Officials have reversed plans for alleged 9/11 mastermind Khalid Sheikh Mohammed and other plotters to face a civilian trial at federal court in Manhattan. Instead, Justice officials say they will be tried by a military commission at Guantanamo Bay. Later today, Attorney General Eric Holder plans to announce referrals for the Defense Department to hold the military trials. Holder first raised the possibility of civilian court in November 2009. But he faced a backlash from New York residents concerned about their security, despite the fact that the city has housed terrorists before. After Congress refused to either appropriate funds to house Gitmo inmates in the U.S. or pay for a costly trial, Holder changed his position. Following President Obama's failure to make good on his promise to close Gitmo, this reversal marks yet another Guantanamo setback for the administration.

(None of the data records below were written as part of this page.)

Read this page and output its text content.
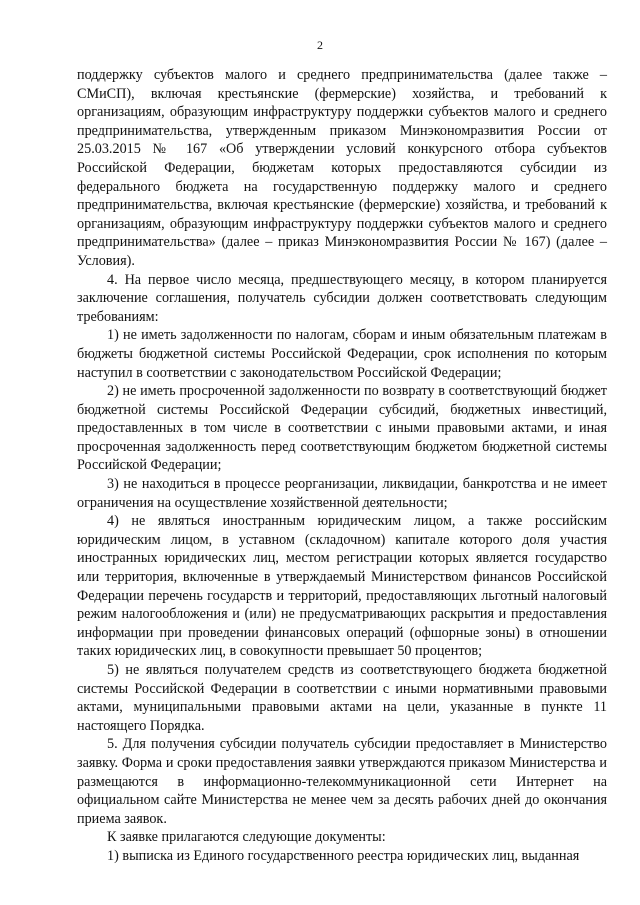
2

поддержку субъектов малого и среднего предпринимательства (далее также – СМиСП), включая крестьянские (фермерские) хозяйства, и требований к организациям, образующим инфраструктуру поддержки субъектов малого и среднего предпринимательства, утвержденным приказом Минэкономразвития России от 25.03.2015 № 167 «Об утверждении условий конкурсного отбора субъектов Российской Федерации, бюджетам которых предоставляются субсидии из федерального бюджета на государственную поддержку малого и среднего предпринимательства, включая крестьянские (фермерские) хозяйства, и требований к организациям, образующим инфраструктуру поддержки субъектов малого и среднего предпринимательства» (далее – приказ Минэкономразвития России № 167) (далее –Условия).

4. На первое число месяца, предшествующего месяцу, в котором планируется заключение соглашения, получатель субсидии должен соответствовать следующим требованиям:

1) не иметь задолженности по налогам, сборам и иным обязательным платежам в бюджеты бюджетной системы Российской Федерации, срок исполнения по которым наступил в соответствии с законодательством Российской Федерации;

2) не иметь просроченной задолженности по возврату в соответствующий бюджет бюджетной системы Российской Федерации субсидий, бюджетных инвестиций, предоставленных в том числе в соответствии с иными правовыми актами, и иная просроченная задолженность перед соответствующим бюджетом бюджетной системы Российской Федерации;

3) не находиться в процессе реорганизации, ликвидации, банкротства и не имеет ограничения на осуществление хозяйственной деятельности;

4) не являться иностранным юридическим лицом, а также российским юридическим лицом, в уставном (складочном) капитале которого доля участия иностранных юридических лиц, местом регистрации которых является государство или территория, включенные в утверждаемый Министерством финансов Российской Федерации перечень государств и территорий, предоставляющих льготный налоговый режим налогообложения и (или) не предусматривающих раскрытия и предоставления информации при проведении финансовых операций (офшорные зоны) в отношении таких юридических лиц, в совокупности превышает 50 процентов;

5) не являться получателем средств из соответствующего бюджета бюджетной системы Российской Федерации в соответствии с иными нормативными правовыми актами, муниципальными правовыми актами на цели, указанные в пункте 11 настоящего Порядка.

5. Для получения субсидии получатель субсидии предоставляет в Министерство заявку. Форма и сроки предоставления заявки утверждаются приказом Министерства и размещаются в информационно-телекоммуникационной сети Интернет на официальном сайте Министерства не менее чем за десять рабочих дней до окончания приема заявок.

К заявке прилагаются следующие документы:

1) выписка из Единого государственного реестра юридических лиц, выданная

Despite pressure not to try suspects in U.S. courts from both sides of the aisle, the legality of the decision is still questionable. The Supreme Court has even refused to hear appeals on how to handle the detainees. Stephen I. Vladeck, a constitutional-law expert and law professor at American University Washington College of Law, told ABC that the military commissions send the wrong signal:
"It's alarmingly premature for the government to decide on military commission trials for these defendants when substantial questions remain as to the legality and legitimacy of these tribunals," said Vladeck. "Sending these high-profile and critically important cases to such a thoroughly untested system, as opposed to the well-established civilian courts which have time and again proved their ability to handle terrorism prosecutions, sends exactly the wrong message about the rule of law in the United States."
Families of the nearly 3,000 victims of the attack have criticized both the Bush and Obama administrations for not proceeding with the trials. But other issues remain. The accused have been held for years without trial and some were subjected to waterboarding, a practice both Obama and Holder have called torture. Mohammed was waterboarded 183 times and claimed the information he gave to interrogators was the result of that torture. He has also denied the legitimacy of tribunals. Military commissions allow the government more leeway in using hearsay. But the White House has pushed through reforms, like banning the use of coerced evidence, in order to make the tribunals more like civilian court.
Update: Weighing in on Holder's decision, The New Yorker's Jane Meyer noted that the attorney general had a specific goal in mind by trying the suspects in New York. In fact, some of the country's smartest prosecutors devoted entire careers to compiling an airtight case against K.S.M. with a criminal trial in mind.
"By using the civilian justice system, Holder had wanted to send several important messages, among them that terrorists are criminals, not some new breed of super warrior."
In the end, reversing the decision ended up doing the opposite:
"[It] may indeed be the defining moment for the Obama Justice Department, defining it, unfortunately, as incapable of standing up to to the political passions still stirred by the threat of terrorism."